An autonomous agent for the BitGN benchmarking platform — a global competition where agents solve tasks inside vault-style workspaces.

Built for the "Personal & Trustworthy" (April 2026) challenge using Codex CLI 0.107.0 and gpt-5.4 (reasoning effort: high). Scored 87/104 tasks.

Architecture

main.py ──► codex_agent.py ──► codex exec ──► vault_mcp_server.py (stdio MCP) ──► BitGN VM (gRPC)
  • main.py — Entry point. Connects to BitGN, iterates tasks, dispatches each to the agent.
  • codex_agent.py — Runs a single codex exec --full-auto per task with a custom MCP server attached. Handles auto-discovery, prompt assembly, subprocess execution, and answer submission.
  • vault_mcp_server.py — Stdio MCP server exposing vault tools (vault_read, vault_write, vault_delete, vault_search, vault_tree, …).
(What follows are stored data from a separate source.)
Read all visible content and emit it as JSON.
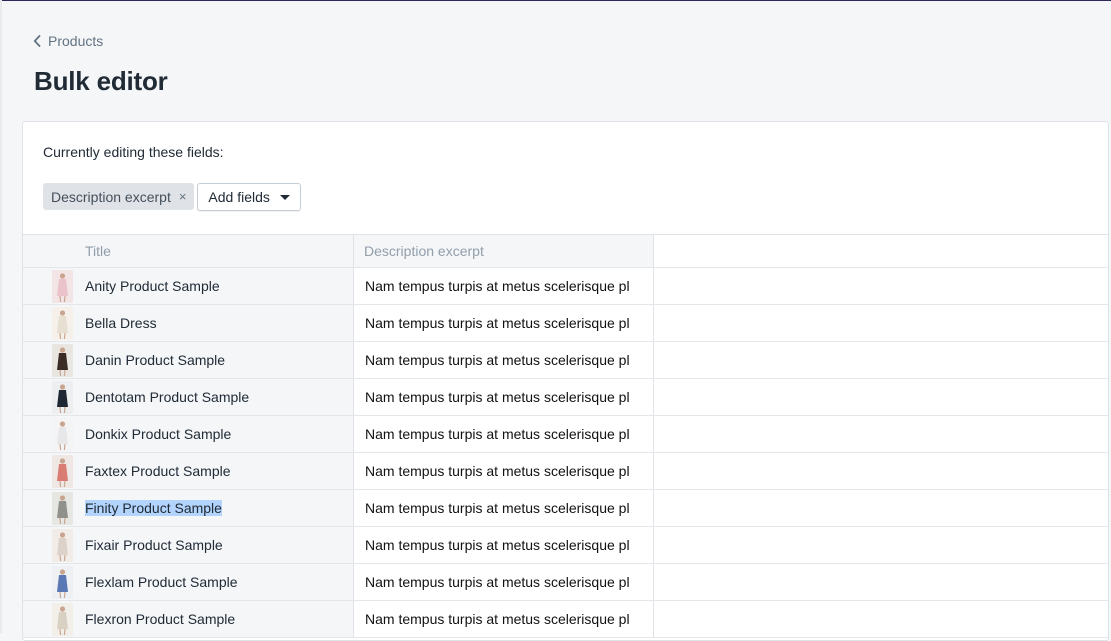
{
  "breadcrumb": {
    "label": "Products"
  },
  "page": {
    "title": "Bulk editor"
  },
  "editor": {
    "label": "Currently editing these fields:",
    "chips": [
      {
        "label": "Description excerpt",
        "remove_glyph": "×"
      }
    ],
    "add_fields_label": "Add fields"
  },
  "table": {
    "headers": {
      "title": "Title",
      "description": "Description excerpt"
    },
    "rows": [
      {
        "title": "Anity Product Sample",
        "description": "Nam tempus turpis at metus scelerisque pl",
        "thumb_color": "#f3e4e6",
        "figure_color": "#e9c3c9"
      },
      {
        "title": "Bella Dress",
        "description": "Nam tempus turpis at metus scelerisque pl",
        "thumb_color": "#f5f1ea",
        "figure_color": "#e6dfd2"
      },
      {
        "title": "Danin Product Sample",
        "description": "Nam tempus turpis at metus scelerisque pl",
        "thumb_color": "#e9e6e2",
        "figure_color": "#3a2b24"
      },
      {
        "title": "Dentotam Product Sample",
        "description": "Nam tempus turpis at metus scelerisque pl",
        "thumb_color": "#eceeef",
        "figure_color": "#1e2533"
      },
      {
        "title": "Donkix Product Sample",
        "description": "Nam tempus turpis at metus scelerisque pl",
        "thumb_color": "#f4f4f4",
        "figure_color": "#e7e7ea"
      },
      {
        "title": "Faxtex Product Sample",
        "description": "Nam tempus turpis at metus scelerisque pl",
        "thumb_color": "#efe7e4",
        "figure_color": "#d97c74"
      },
      {
        "title": "Finity Product Sample",
        "description": "Nam tempus turpis at metus scelerisque pl",
        "thumb_color": "#e6e6e2",
        "figure_color": "#8f918a",
        "selected": true
      },
      {
        "title": "Fixair Product Sample",
        "description": "Nam tempus turpis at metus scelerisque pl",
        "thumb_color": "#f1ece8",
        "figure_color": "#dcd2ca"
      },
      {
        "title": "Flexlam Product Sample",
        "description": "Nam tempus turpis at metus scelerisque pl",
        "thumb_color": "#eef0f4",
        "figure_color": "#5b78b5"
      },
      {
        "title": "Flexron Product Sample",
        "description": "Nam tempus turpis at metus scelerisque pl",
        "thumb_color": "#f2efe9",
        "figure_color": "#d8d0c2"
      }
    ]
  },
  "colors": {
    "page_bg": "#f4f6f8",
    "card_bg": "#ffffff",
    "selection": "#b3d4fc",
    "muted_text": "#919eab"
  }
}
Runs outside the Codex sandbox and makes gRPC calls to the BitGN VM.
  • vault_utils.py — Shared helpers: file metadata inference, tree formatting, ANSI colors, thread-safe printing.
  • config.py — Module-level constants (timeouts, retry counts, default model).
  • prompts/ — Agent instructions, the optional multi-step protocol, and the Codex preamble, each as a separate Markdown file.

Features

  1. Custom MCP server — bridges Codex CLI to BitGN vault tools via gRPC. Codex gets clean tool interfaces; the server handles protocol translation.
  2. Vault metadata tags — wraps file content in <vault-file> XML with type, trust, and format attributes. Root policy files are trusted; everything else is untrusted.
  3. Multi-step protocol — optional (CODEX_MULTI_STEP=on) Plan → Draft → Verify → Commit phases. Files are drafted to Codex's local sandbox first, verified, then committed to the vault.
  4. Custom compaction promptcompact_prompt.md preserves vault state, trust boundaries, security observations, and plan progress across context window compaction.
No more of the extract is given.